萧令月不断往外流的血,叶子凡的心早就揪疼得厉害,令月如今这般,虽说是主子没能保护好她,但他也是无用的,还曾说护她一世安宁,却是救她都只能指望别人,想来她选了主子,也是应该的。
等了许久,萧令月脸色渐渐苍白起来,呼吸也越发虚弱,快要到捕捉不到的地步,青莲算着时辰,眼睛是一刻都不离,接住令月就出血的木桶。眼看那桶装了小半的血,青莲才即刻指着萧令月流血的手,对着容夷道:“将她经脉没流动的血都往那边逼!”
容夷也不含糊,她一说,便动了手,丝毫不敢耽搁,青莲见状,也是立马便在萧令月另一只手上又割下了一道口子,将她的手微微抬起来了些,血都往那边流,这边倒是没出什么血,反而看起来有些干煸的感觉。

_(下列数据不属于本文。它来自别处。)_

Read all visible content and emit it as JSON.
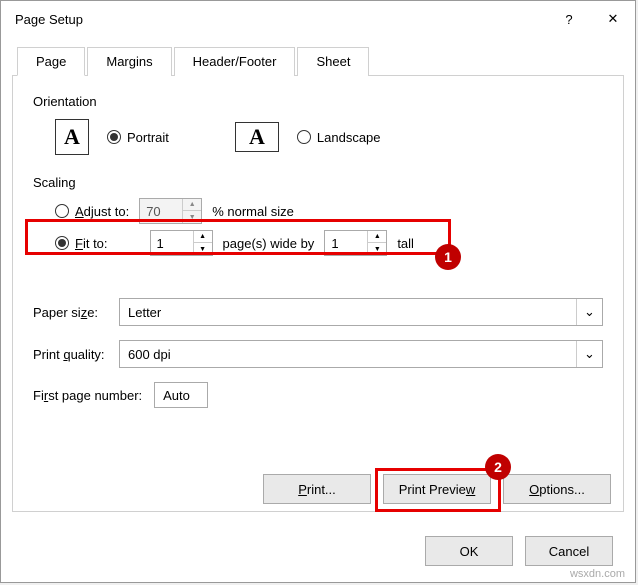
{
  "window": {
    "title": "Page Setup",
    "help": "?",
    "close": "✕"
  },
  "tabs": {
    "page": "Page",
    "margins": "Margins",
    "headerfooter": "Header/Footer",
    "sheet": "Sheet"
  },
  "orientation": {
    "title": "Orientation",
    "portrait": "Portrait",
    "landscape": "Landscape"
  },
  "scaling": {
    "title": "Scaling",
    "adjust_label": "Adjust to:",
    "adjust_value": "70",
    "adjust_suffix": "% normal size",
    "fit_label": "Fit to:",
    "fit_wide": "1",
    "fit_middle": "page(s) wide by",
    "fit_tall_value": "1",
    "fit_tall_label": "tall"
  },
  "paper": {
    "label": "Paper size:",
    "value": "Letter"
  },
  "quality": {
    "label": "Print quality:",
    "value": "600 dpi"
  },
  "firstpage": {
    "label": "First page number:",
    "value": "Auto"
  },
  "buttons": {
    "print": "Print...",
    "preview": "Print Preview",
    "options": "Options...",
    "ok": "OK",
    "cancel": "Cancel"
  },
  "callouts": {
    "one": "1",
    "two": "2"
  },
  "watermark": "wsxdn.com"
}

青莲又即刻操刀,在萧清溪手上划开了一个口子,对着口子便提了内力,在她内力的指引下,鲜红的血从萧清溪手中转移到了萧令月这边,萧清溪吃痛的皱了眉头,她不知道这是在干嘛,但是她好痛,好难受,但却动不了,说不了话,逼得她眼泪滴答滴答的落着。
叶子凡瞧了她一眼,都说男人最见不得女人落泪了,想来也是,看到萧清溪流眼泪,他真是厌恶得想一掌拍死她,但如今也只能想想罢了,掌中浮现一抹波动,朝着萧清溪推去,萧清溪顿时便觉得好受了许多,面色也好了不少。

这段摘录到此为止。